I agree, I do think though that if you have a kid that is new to the sport and want to boost some confidence then these bikes are OK - if you never plan on climbing. By taking off the suspension fork, putting on a rigid fork and still coming in at almost 26 pounds is pretty big clue where the weight is coming from. The wheels.

I had a 27.5+ bike for a while and ended up thinking it was pretty average after all the hype. It seemed like too much of a balloon-y feeling I ended up liking the 2.6" tires better.

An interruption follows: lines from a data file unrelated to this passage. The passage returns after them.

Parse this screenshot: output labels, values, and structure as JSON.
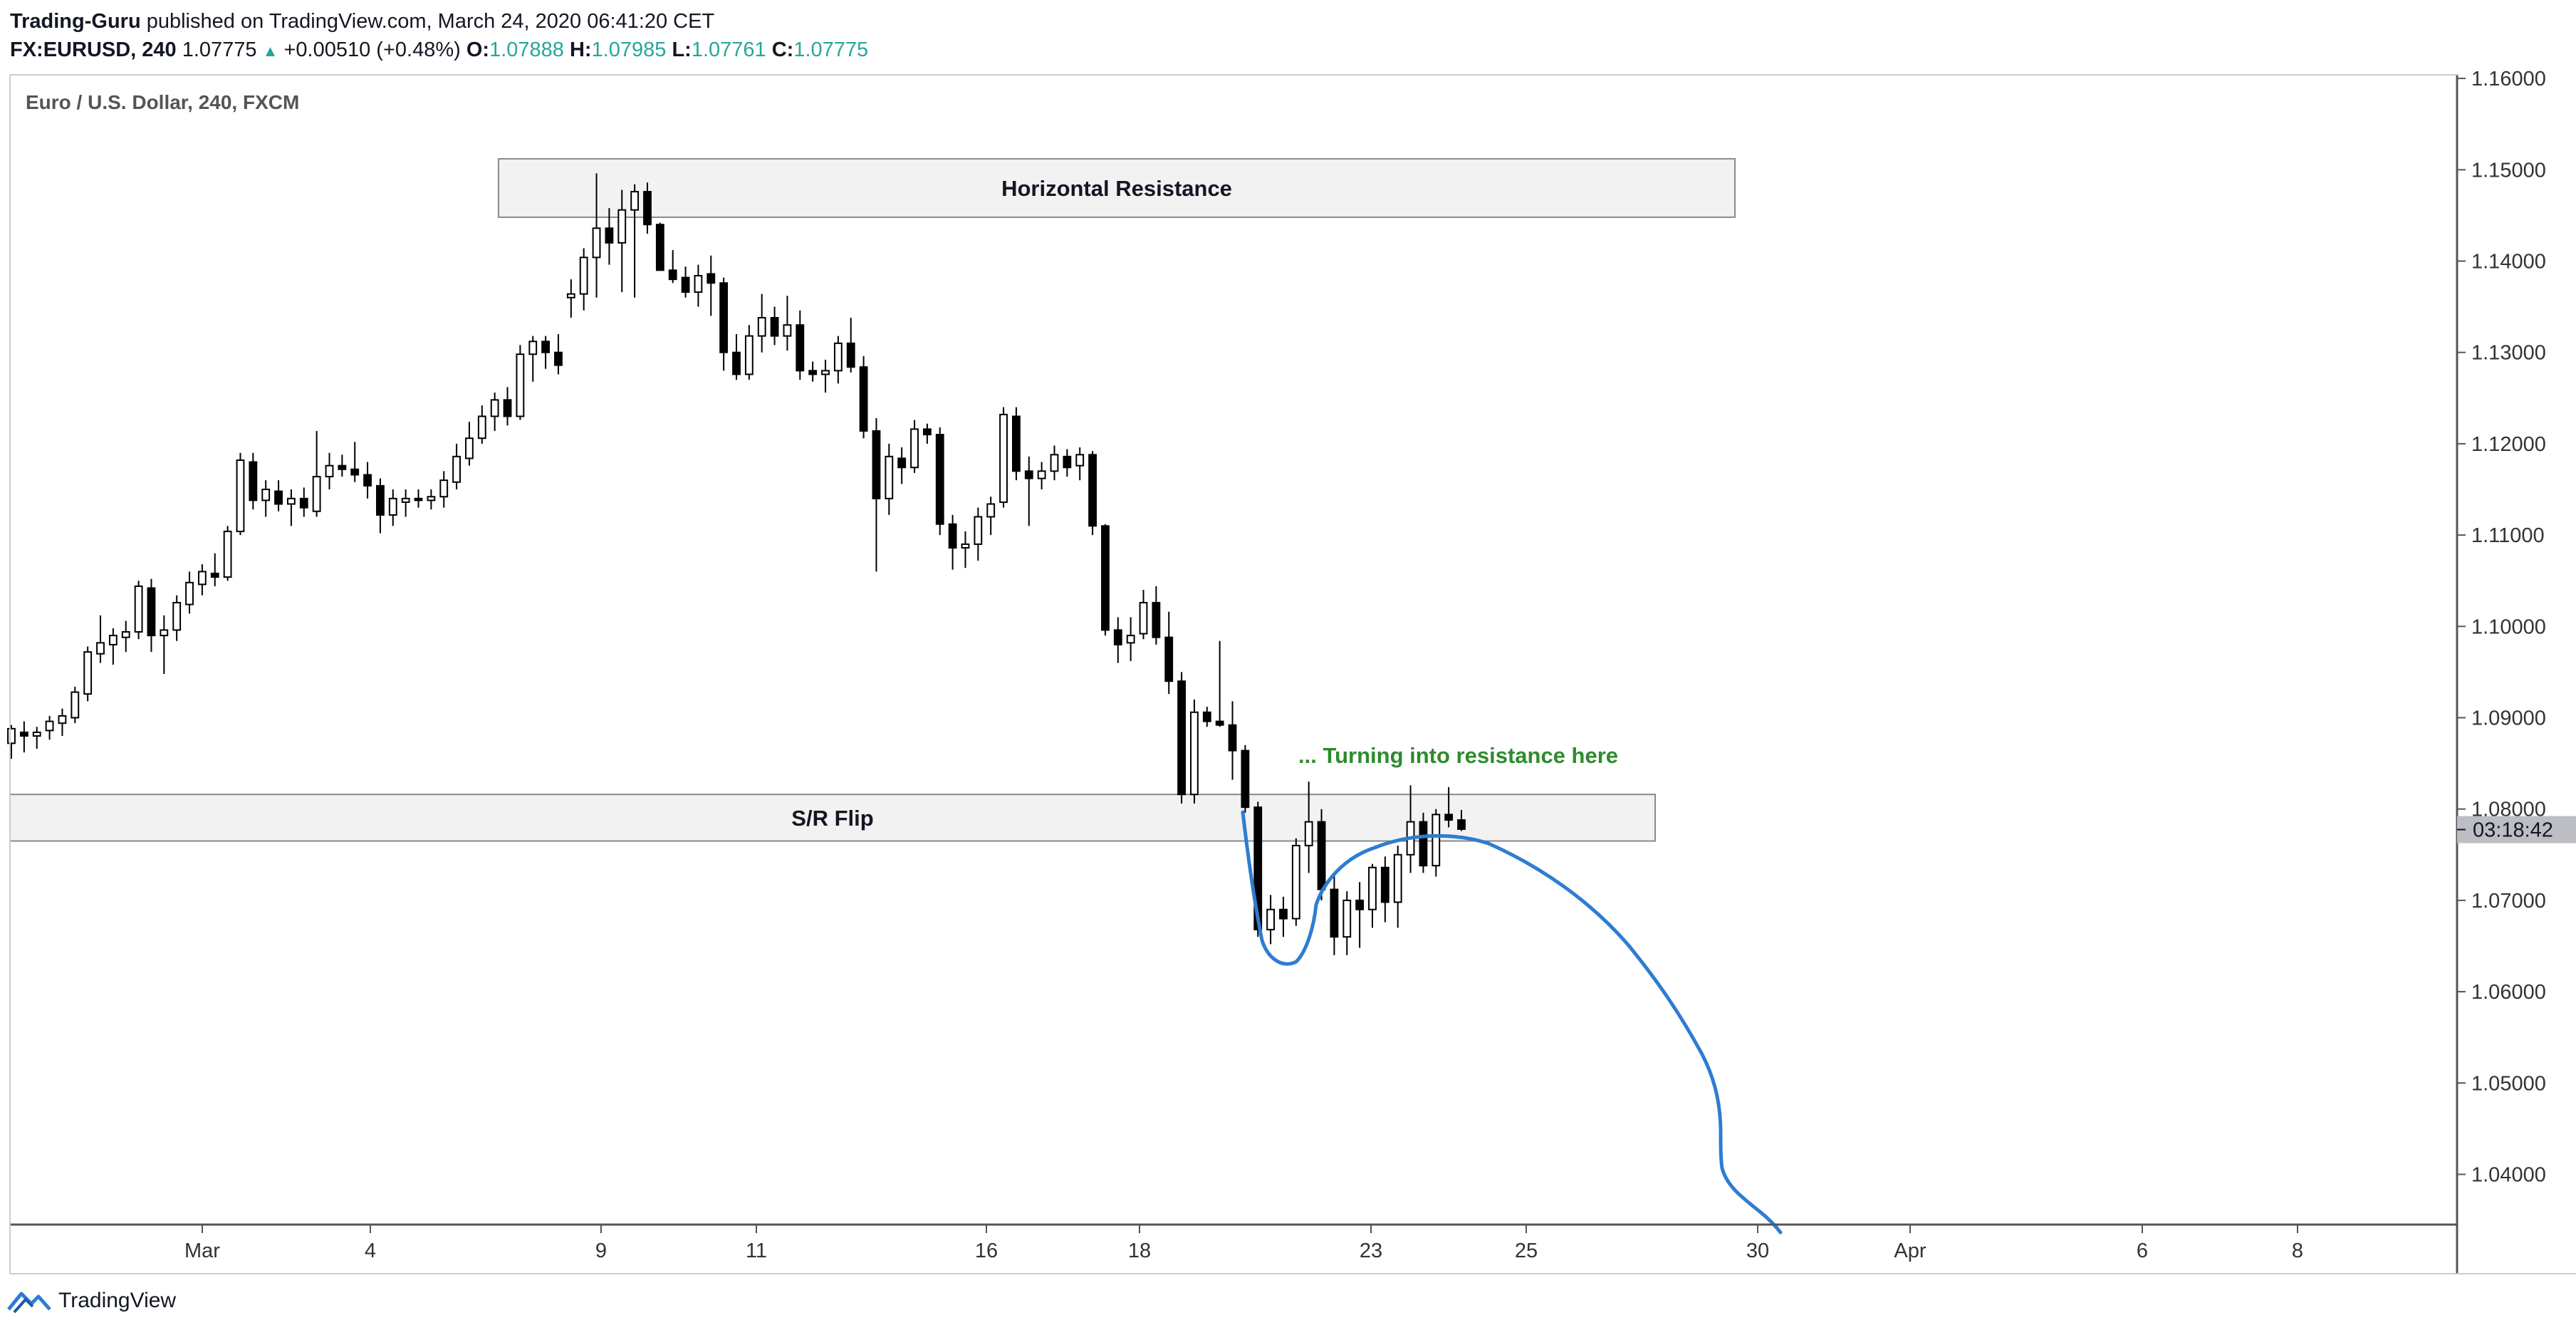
{
  "header": {
    "author": "Trading-Guru",
    "published": " published on TradingView.com, March 24, 2020 06:41:20 CET",
    "symbol": "FX:EURUSD, 240",
    "last": "1.07775",
    "change": "+0.00510 (+0.48%)",
    "o_label": "O:",
    "o_value": "1.07888",
    "h_label": "H:",
    "h_value": "1.07985",
    "l_label": "L:",
    "l_value": "1.07761",
    "c_label": "C:",
    "c_value": "1.07775"
  },
  "footer": {
    "brand": "TradingView"
  },
  "chart_data": {
    "type": "candlestick",
    "title": "Euro / U.S. Dollar, 240, FXCM",
    "ylim": [
      1.0345,
      1.1625
    ],
    "y_ticks": [
      "1.16000",
      "1.15000",
      "1.14000",
      "1.13000",
      "1.12000",
      "1.11000",
      "1.10000",
      "1.09000",
      "1.08000",
      "1.07000",
      "1.06000",
      "1.05000",
      "1.04000"
    ],
    "x_ticks": [
      "Mar",
      "4",
      "9",
      "11",
      "16",
      "18",
      "23",
      "25",
      "30",
      "Apr",
      "6",
      "8"
    ],
    "price_label": "03:18:42",
    "price_label_value": 1.07775,
    "zones": [
      {
        "label": "Horizontal Resistance",
        "y_top": 1.1512,
        "y_bottom": 1.1448
      },
      {
        "label": "S/R Flip",
        "y_top": 1.0816,
        "y_bottom": 1.0765
      }
    ],
    "annotation": {
      "text": "... Turning into resistance here",
      "color": "#2e8b2e"
    },
    "projection_color": "#2d7dd2",
    "ohlc": [
      [
        1.0872,
        1.0892,
        1.0855,
        1.0888
      ],
      [
        1.0884,
        1.0896,
        1.0862,
        1.088
      ],
      [
        1.088,
        1.089,
        1.0866,
        1.0884
      ],
      [
        1.0886,
        1.0902,
        1.0876,
        1.0896
      ],
      [
        1.0894,
        1.091,
        1.088,
        1.0902
      ],
      [
        1.09,
        1.0934,
        1.0894,
        1.0928
      ],
      [
        1.0926,
        1.0978,
        1.0918,
        1.0972
      ],
      [
        1.097,
        1.1012,
        1.096,
        1.0982
      ],
      [
        1.098,
        1.0998,
        1.0958,
        1.099
      ],
      [
        1.0988,
        1.1006,
        1.0972,
        1.0994
      ],
      [
        1.0994,
        1.105,
        1.0986,
        1.1044
      ],
      [
        1.1042,
        1.1052,
        1.0972,
        1.099
      ],
      [
        1.099,
        1.1012,
        1.0948,
        1.0996
      ],
      [
        1.0996,
        1.1034,
        1.0984,
        1.1026
      ],
      [
        1.1024,
        1.106,
        1.1014,
        1.1048
      ],
      [
        1.1046,
        1.1068,
        1.1034,
        1.106
      ],
      [
        1.1058,
        1.108,
        1.1044,
        1.1054
      ],
      [
        1.1054,
        1.111,
        1.105,
        1.1104
      ],
      [
        1.1104,
        1.119,
        1.11,
        1.1182
      ],
      [
        1.118,
        1.119,
        1.1128,
        1.1138
      ],
      [
        1.1138,
        1.116,
        1.112,
        1.115
      ],
      [
        1.1148,
        1.116,
        1.1126,
        1.1134
      ],
      [
        1.1134,
        1.115,
        1.111,
        1.114
      ],
      [
        1.114,
        1.1152,
        1.112,
        1.113
      ],
      [
        1.1126,
        1.1214,
        1.112,
        1.1164
      ],
      [
        1.1164,
        1.119,
        1.115,
        1.1176
      ],
      [
        1.1176,
        1.1188,
        1.1164,
        1.1172
      ],
      [
        1.1172,
        1.1202,
        1.1158,
        1.1166
      ],
      [
        1.1166,
        1.118,
        1.114,
        1.1154
      ],
      [
        1.1154,
        1.1162,
        1.1102,
        1.1122
      ],
      [
        1.1122,
        1.115,
        1.111,
        1.114
      ],
      [
        1.1136,
        1.115,
        1.112,
        1.114
      ],
      [
        1.114,
        1.115,
        1.113,
        1.1138
      ],
      [
        1.1138,
        1.115,
        1.1128,
        1.1142
      ],
      [
        1.1142,
        1.117,
        1.113,
        1.116
      ],
      [
        1.1158,
        1.12,
        1.115,
        1.1186
      ],
      [
        1.1184,
        1.1224,
        1.1176,
        1.1206
      ],
      [
        1.1206,
        1.1242,
        1.12,
        1.123
      ],
      [
        1.123,
        1.1256,
        1.1214,
        1.1248
      ],
      [
        1.1248,
        1.1262,
        1.122,
        1.123
      ],
      [
        1.123,
        1.1308,
        1.1226,
        1.1298
      ],
      [
        1.1298,
        1.1318,
        1.1268,
        1.1312
      ],
      [
        1.1312,
        1.1318,
        1.1282,
        1.13
      ],
      [
        1.13,
        1.132,
        1.1276,
        1.1286
      ],
      [
        1.136,
        1.138,
        1.1338,
        1.1364
      ],
      [
        1.1364,
        1.1414,
        1.1346,
        1.1404
      ],
      [
        1.1404,
        1.1496,
        1.136,
        1.1436
      ],
      [
        1.1436,
        1.1458,
        1.1396,
        1.142
      ],
      [
        1.142,
        1.1478,
        1.1366,
        1.1456
      ],
      [
        1.1456,
        1.1484,
        1.136,
        1.1476
      ],
      [
        1.1476,
        1.1486,
        1.143,
        1.144
      ],
      [
        1.144,
        1.1442,
        1.139,
        1.139
      ],
      [
        1.139,
        1.1412,
        1.1376,
        1.138
      ],
      [
        1.1382,
        1.1394,
        1.136,
        1.1366
      ],
      [
        1.1366,
        1.1396,
        1.135,
        1.1384
      ],
      [
        1.1386,
        1.1406,
        1.134,
        1.1376
      ],
      [
        1.1376,
        1.1382,
        1.128,
        1.13
      ],
      [
        1.13,
        1.132,
        1.127,
        1.1276
      ],
      [
        1.1276,
        1.133,
        1.127,
        1.1318
      ],
      [
        1.1318,
        1.1364,
        1.13,
        1.1338
      ],
      [
        1.1338,
        1.135,
        1.1308,
        1.1318
      ],
      [
        1.1318,
        1.1362,
        1.1302,
        1.133
      ],
      [
        1.133,
        1.1346,
        1.127,
        1.128
      ],
      [
        1.128,
        1.129,
        1.1268,
        1.1276
      ],
      [
        1.1276,
        1.1292,
        1.1256,
        1.128
      ],
      [
        1.128,
        1.1318,
        1.1266,
        1.131
      ],
      [
        1.131,
        1.1338,
        1.1278,
        1.1284
      ],
      [
        1.1284,
        1.1296,
        1.1206,
        1.1214
      ],
      [
        1.1214,
        1.1228,
        1.106,
        1.114
      ],
      [
        1.114,
        1.12,
        1.1122,
        1.1186
      ],
      [
        1.1184,
        1.1196,
        1.1156,
        1.1174
      ],
      [
        1.1174,
        1.1226,
        1.1168,
        1.1216
      ],
      [
        1.1216,
        1.1222,
        1.12,
        1.121
      ],
      [
        1.121,
        1.1218,
        1.11,
        1.1112
      ],
      [
        1.1112,
        1.1122,
        1.1062,
        1.1086
      ],
      [
        1.1086,
        1.1104,
        1.1064,
        1.109
      ],
      [
        1.109,
        1.113,
        1.1072,
        1.112
      ],
      [
        1.112,
        1.1142,
        1.11,
        1.1134
      ],
      [
        1.1136,
        1.124,
        1.113,
        1.1232
      ],
      [
        1.123,
        1.124,
        1.116,
        1.117
      ],
      [
        1.117,
        1.1186,
        1.111,
        1.1162
      ],
      [
        1.1162,
        1.118,
        1.115,
        1.117
      ],
      [
        1.117,
        1.1198,
        1.116,
        1.1188
      ],
      [
        1.1186,
        1.1194,
        1.1164,
        1.1174
      ],
      [
        1.1176,
        1.1196,
        1.116,
        1.1188
      ],
      [
        1.1188,
        1.1192,
        1.11,
        1.111
      ],
      [
        1.111,
        1.1112,
        1.099,
        1.0996
      ],
      [
        1.0996,
        1.101,
        1.096,
        1.098
      ],
      [
        1.0982,
        1.101,
        1.0962,
        1.099
      ],
      [
        1.0992,
        1.104,
        1.0986,
        1.1026
      ],
      [
        1.1026,
        1.1044,
        1.098,
        1.0988
      ],
      [
        1.0988,
        1.1016,
        1.0926,
        1.094
      ],
      [
        1.094,
        1.095,
        1.0806,
        1.0816
      ],
      [
        1.0816,
        1.092,
        1.0806,
        1.0906
      ],
      [
        1.0906,
        1.0912,
        1.089,
        1.0896
      ],
      [
        1.0896,
        1.0984,
        1.089,
        1.0892
      ],
      [
        1.0892,
        1.0918,
        1.0832,
        1.0864
      ],
      [
        1.0864,
        1.087,
        1.0796,
        1.0802
      ],
      [
        1.0802,
        1.0808,
        1.066,
        1.0668
      ],
      [
        1.0668,
        1.0706,
        1.0652,
        1.069
      ],
      [
        1.069,
        1.0704,
        1.066,
        1.068
      ],
      [
        1.068,
        1.0768,
        1.0672,
        1.076
      ],
      [
        1.076,
        1.083,
        1.073,
        1.0786
      ],
      [
        1.0786,
        1.08,
        1.07,
        1.0712
      ],
      [
        1.0712,
        1.073,
        1.064,
        1.066
      ],
      [
        1.066,
        1.071,
        1.064,
        1.07
      ],
      [
        1.07,
        1.072,
        1.0648,
        1.069
      ],
      [
        1.069,
        1.074,
        1.067,
        1.0736
      ],
      [
        1.0736,
        1.0748,
        1.0676,
        1.0698
      ],
      [
        1.0698,
        1.076,
        1.067,
        1.075
      ],
      [
        1.075,
        1.0826,
        1.073,
        1.0786
      ],
      [
        1.0786,
        1.0796,
        1.073,
        1.0738
      ],
      [
        1.0738,
        1.08,
        1.0726,
        1.0794
      ],
      [
        1.0794,
        1.0824,
        1.078,
        1.0788
      ],
      [
        1.0788,
        1.0799,
        1.0776,
        1.0778
      ]
    ]
  }
}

Anyway, more options are a good thing as long as you realize there is little to zero upgrades available to reduce rolling mass for these kids plus right now.


----------



## mjbrox (Jan 6, 2005)

TwoTone said:


> As much as I spent trying to lose weight for my kids- I don't get the kid plus or fat unless you actually ride snow.


Am i wrong in thinking that plus size would give some of the advantage of suspension with out the sacrifice of adding a big heavy fork?


----------



## RMCDan (Feb 28, 2008)

mjbrox said:


> Am i wrong in thinking that plus size would give some of the advantage of suspension with out the sacrifice of adding a big heavy fork?


It's a bit of a zero sum game since the tires weigh more and have more drag. Also, the "suspension" fat tires provide has no rebound dampening. Open the rebound adjuster all the way up on your fork/shock and see how your bike rides....


----------